How Much Does Coal Cost?

Coal plays an important role in the world of electricity and industry. Comprised of the remains of plants dating back 100 to 400 million years ago, heat and pressure turned dead plant material into a nonrenewable energy source called a fossil fuel. At one point, coal was a central energy source for heating homes or other buildings in America, but has since been replaced with gas and electric heat.

The U.S. Energy Information Administration analyzes the average sales price of coal by state and the type of mine. They post their findings in a report that is released each year. In the October 1, 2010 report, the price of coal is displayed in regards to coal-producing states in the United States.

The average U.S. total cost of coal is $33.15 per short ton.

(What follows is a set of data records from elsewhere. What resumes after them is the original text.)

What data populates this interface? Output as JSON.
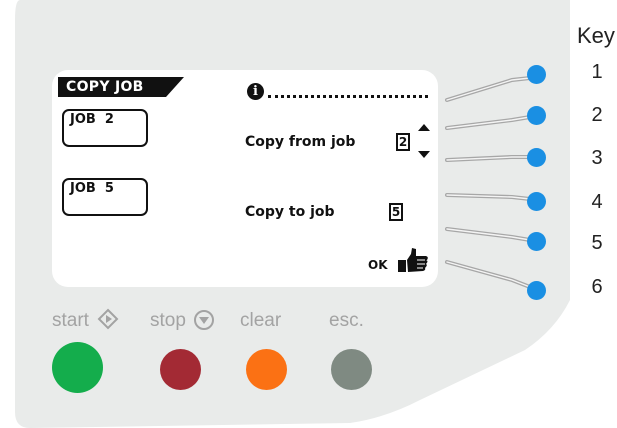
{
  "screen": {
    "title": "COPY JOB",
    "job_boxes": [
      {
        "label": "JOB  2"
      },
      {
        "label": "JOB  5"
      }
    ],
    "copy_from": {
      "label": "Copy from job",
      "value": "2"
    },
    "copy_to": {
      "label": "Copy to job",
      "value": "5"
    },
    "ok_label": "OK"
  },
  "key": {
    "title": "Key",
    "items": [
      "1",
      "2",
      "3",
      "4",
      "5",
      "6"
    ]
  },
  "buttons": {
    "start": {
      "label": "start",
      "color": "#14ad4c"
    },
    "stop": {
      "label": "stop",
      "color": "#a32a34"
    },
    "clear": {
      "label": "clear",
      "color": "#fb7114"
    },
    "esc": {
      "label": "esc.",
      "color": "#7f8a82"
    }
  },
  "colors": {
    "panel": "#e9ebea",
    "screen_border": "#222222",
    "softkey": "#1a8fe3",
    "lines": "#a7a7a7"
  }
}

The numbers below express the total average cost of coal in dollars per short ton for individual states in the United States.

Alabama: $76.10

Colorado: $36.71

Illinois: $47.97

Indiana: $38.70

Kentucky: $58.60

Maryland: $37.65

Montana $13.53

New Mexico: $30.71

North Dakota: $13.59

Ohio: $44.55

Oklahoma: $56.45

Pennsylvania: $55.49

Tennessee: $66.05

Texas: $16.67

Utah: $32.32

Virginia: $77.01

West Virginia: $63.62

Wyoming: $12.41

The U.S. Energy Information Administration will release their next report on how much coal costs in September 2011.